Agora, a prefeitura de Ri­beirão Preto deve baixar um decreto suspendendo os efei­tos da legislação promulgada nesta semana. Em seguida, terá de entrar com uma ação direta de constitucionalidade (Adin) no Tribunal de Justi­ça de São Paulo (TJ/SP). Se­gundo o Executivo, apesar de “louvável”, a iniciativa invade a competência da adminis­tração ao exigir, por exemplo, a divulgação da data do novo prazo estabelecido para o tér­mino das obras paralisadas.

Atualmente, dois viadutos em construção na Zona Norte da cidade estão com as obras paralisadas porque a Con­tersolo, empresa responsável pelas obras do Programa Ri­beirão Mobilidade, ambos na avenida Brasil, quer aumentar o valor dos contratos assinados com a prefeitura. Quer adita­mento para finalizar os equi­pamentos viários.

O reajuste no contrato é previsto na Lei de Licitações (nº 8.666/1993) quando ocor­rer desequilíbrio no contrato por algum motivo externo e de força maior. Em maio, a prefei­tura publicou no Diário Oficial do Município (DOM) a atuali­zação dos preços para constru­ção do viaduto da avenida Bra­sil com a Mogiana. Segundo o extrato de rerratificação do acordo, o preço da obra saltou de R$ 19.870.000,00 para R$ 20.474.113,58, alta de 3,04% e aporte de R$ 604.113,58.

A prefeitura de Ribeirão Preto afirma que o reajuste é referente à atualização anual prevista em contrato, que tem como base a inflação do perí­odo. A administração também realinhou o valor da obra do viaduto da avenida Thomaz Alberto Whately aumentando o valor de R$ 13.284.955,62 para R$ 13.819.843,31, aumen­to de 4,02% e acréscimo de R$ 534.887,69.

A empresa também pa­ralisou a construção do tú­nel que vai ligar as avenidas Independência e Presidente Vargas, passando por baixo da Nove de Julho.

A obra conta com inves­timento de R$ 19.882.700,02 (no processo licitatório foi possível ter uma economia de 22,65% no valor total da obra, que era de R$ 25.706.975,99).

A prefeitura de Ribeirão Preto também rescindiu, de for­ma unilateral, o contrato com a empresa JAV Construções, ven­cedora da licitação e responsável pela revitalização do Teatro de Arena Jaime Zeiger. A empresa iniciou o trabalho de revitali­zação em agosto de 2020, mas abandonou as obras em maio deste ano alegando desequilí­brio financeiro.

Também pedia reajuste no valor do contrato.

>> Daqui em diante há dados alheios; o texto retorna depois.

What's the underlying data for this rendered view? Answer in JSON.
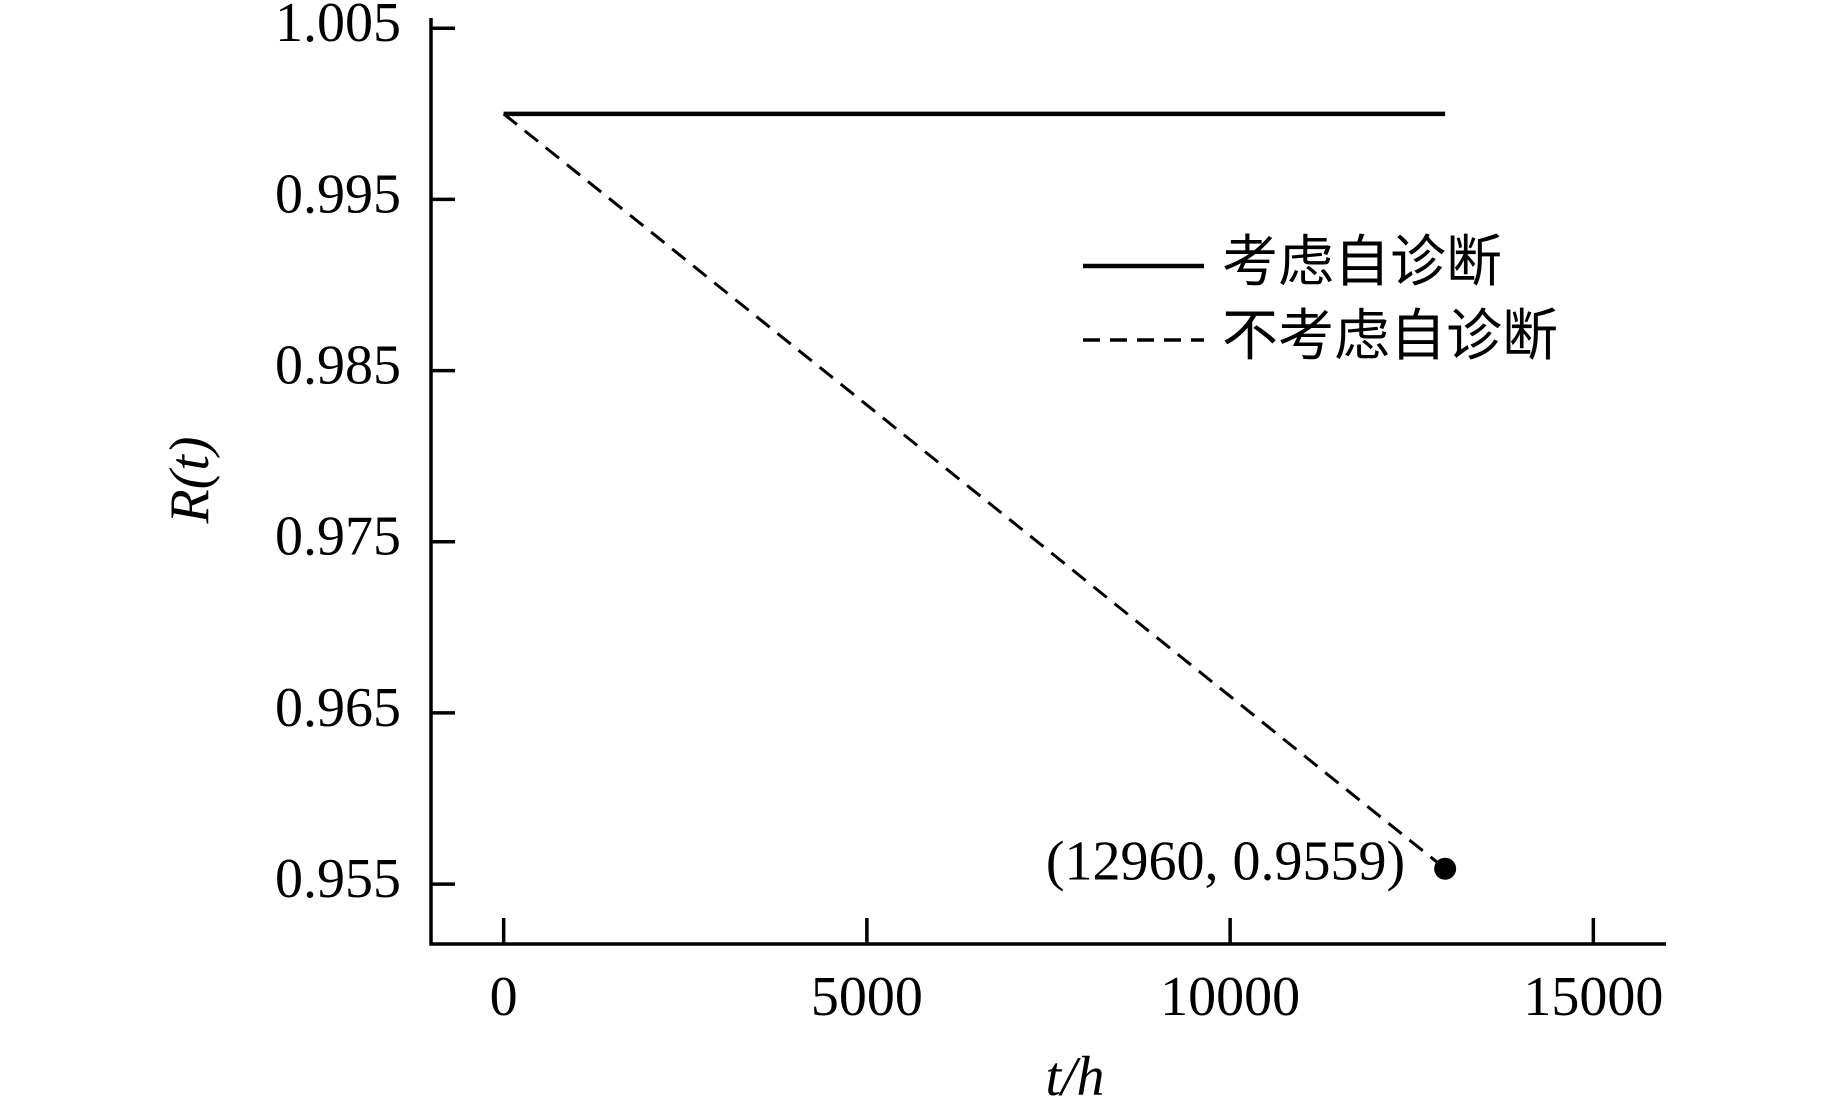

A cons­trutora afirma que o preço dos materiais de construção, principalmente os elétricos, aumentou muito. O valor do contrato é de R$ 676.388,82, economia de 15% em rela­ção aos R$ 795.909,91 previs­tos em edital, desconto de R$ 119.521,09.

Já a Secretaria Municipal de Obras Públicas anunciou na quinta-feira (15) a rescisão unilateral do contrato com a Coesa Engenharia, responsá­vel pela construção dos corre­dores de ônibus das avenidas Dom Pedro I, no Ipiranga, e Saudade, nos Campos Elíseos, na Zona Norte, porque a em­presa paralisou as obras e não está cumprindo o cronograma.

As intervenções nos eixos da avenida Dom Pedro I, no Ipiranga, e avenida Saudade­-rua São Paulo, nos Campos Elíseos, com 5,53 e 5,28 qui­lômetros de extensão, respec­tivamente, vão custar cerca de R$ 39.740.679,60. As obras tiveram início em janeiro do ano passado e o prazo para conclusão era de doze meses. Ou seja, deveriam estar pron­tas no início de 2021, mais prescisamente em janeiro.